Competitive Landscape
The readymade garment industry is highly fragmented with intense competition from both organized and unorganized players, which limits the company's ability to scale turnover rapidly beyond the current INR 146 Cr level.
Competitive Moat
The company's moat consists of its established 'DOREME' brand and 100% in-house manufacturing. This vertical integration is sustainable as it provides a 15-20% margin cushion and protects against supply chain disruptions common in outsourced garment manufacturing.

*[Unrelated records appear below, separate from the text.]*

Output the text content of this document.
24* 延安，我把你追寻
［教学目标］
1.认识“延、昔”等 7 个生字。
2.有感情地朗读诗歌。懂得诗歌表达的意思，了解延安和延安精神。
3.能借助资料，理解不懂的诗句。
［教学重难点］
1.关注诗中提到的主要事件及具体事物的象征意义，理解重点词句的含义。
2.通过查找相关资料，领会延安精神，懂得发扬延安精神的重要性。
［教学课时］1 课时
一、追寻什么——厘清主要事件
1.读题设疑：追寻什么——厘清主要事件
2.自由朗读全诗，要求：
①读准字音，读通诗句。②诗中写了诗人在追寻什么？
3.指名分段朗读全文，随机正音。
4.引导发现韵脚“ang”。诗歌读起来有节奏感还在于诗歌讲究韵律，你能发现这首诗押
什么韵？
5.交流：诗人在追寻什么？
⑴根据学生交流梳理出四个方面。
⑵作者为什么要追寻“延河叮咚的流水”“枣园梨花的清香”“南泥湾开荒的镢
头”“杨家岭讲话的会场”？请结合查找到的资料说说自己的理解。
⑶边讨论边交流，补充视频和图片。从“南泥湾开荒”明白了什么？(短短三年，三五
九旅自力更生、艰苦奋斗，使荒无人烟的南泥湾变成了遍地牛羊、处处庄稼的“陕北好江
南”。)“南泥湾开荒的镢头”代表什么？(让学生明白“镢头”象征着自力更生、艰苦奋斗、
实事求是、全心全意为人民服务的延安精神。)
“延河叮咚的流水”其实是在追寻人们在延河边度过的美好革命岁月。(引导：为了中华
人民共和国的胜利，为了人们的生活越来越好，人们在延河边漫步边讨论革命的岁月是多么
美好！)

Macro Economic Sensitivity
The business is sensitive to consumer discretionary spending in the kids' apparel segment; however, specific GDP sensitivity percentages are not provided.
Consumer Behavior
There is a steady demand for branded kids' casual wear, which has supported a 12% YoY revenue growth in H1 FY26 despite broader economic pressures.
Regulatory & Governance
Industry Regulations
The company must comply with the Companies Act, 2013 and SEBI (LODR) Regulations, 2015. It maintains proper records for Property, Plant, and Equipment and Intangible Assets as per statutory requirements.
Taxation Policy Impact
The effective tax rate for H1 FY26 was approximately 25.7% (INR 2.33 Cr tax on INR 9.08 Cr PBT).
Legal Contingencies
The National Stock Exchange (NSE) imposed a fine of INR 50,000 for a delay in submitting related party disclosures for the half-year ended March 31, 2022. No other major pending court cases or case values were disclosed.
Risk Analysis
Key Uncertainties
The primary uncertainty is the management of the working capital cycle; a decline in net cash accruals below INR 5 Cr (from the current ~INR 19 Cr) would trigger a downward rating action.
Geographic Concentration Risk
High concentration in West Bengal, where 6 out of 7 EBOs are located, making the company vulnerable to regional economic downturns or regulatory changes in that state.
Third Party Dependencies
Low dependency on third-party manufacturers due to 100% in-house production facility.
Technology Obsolescence Risk
The company has implemented audit trail requirements as per the Companies (Accounts) Rules, 2014, effective April 1, 2023, to modernize financial record-keeping.
Credit & Counterparty Risk
Receivables were high at 109 days in FY24, indicating potential credit risk from distributors or retail partners if not managed efficiently.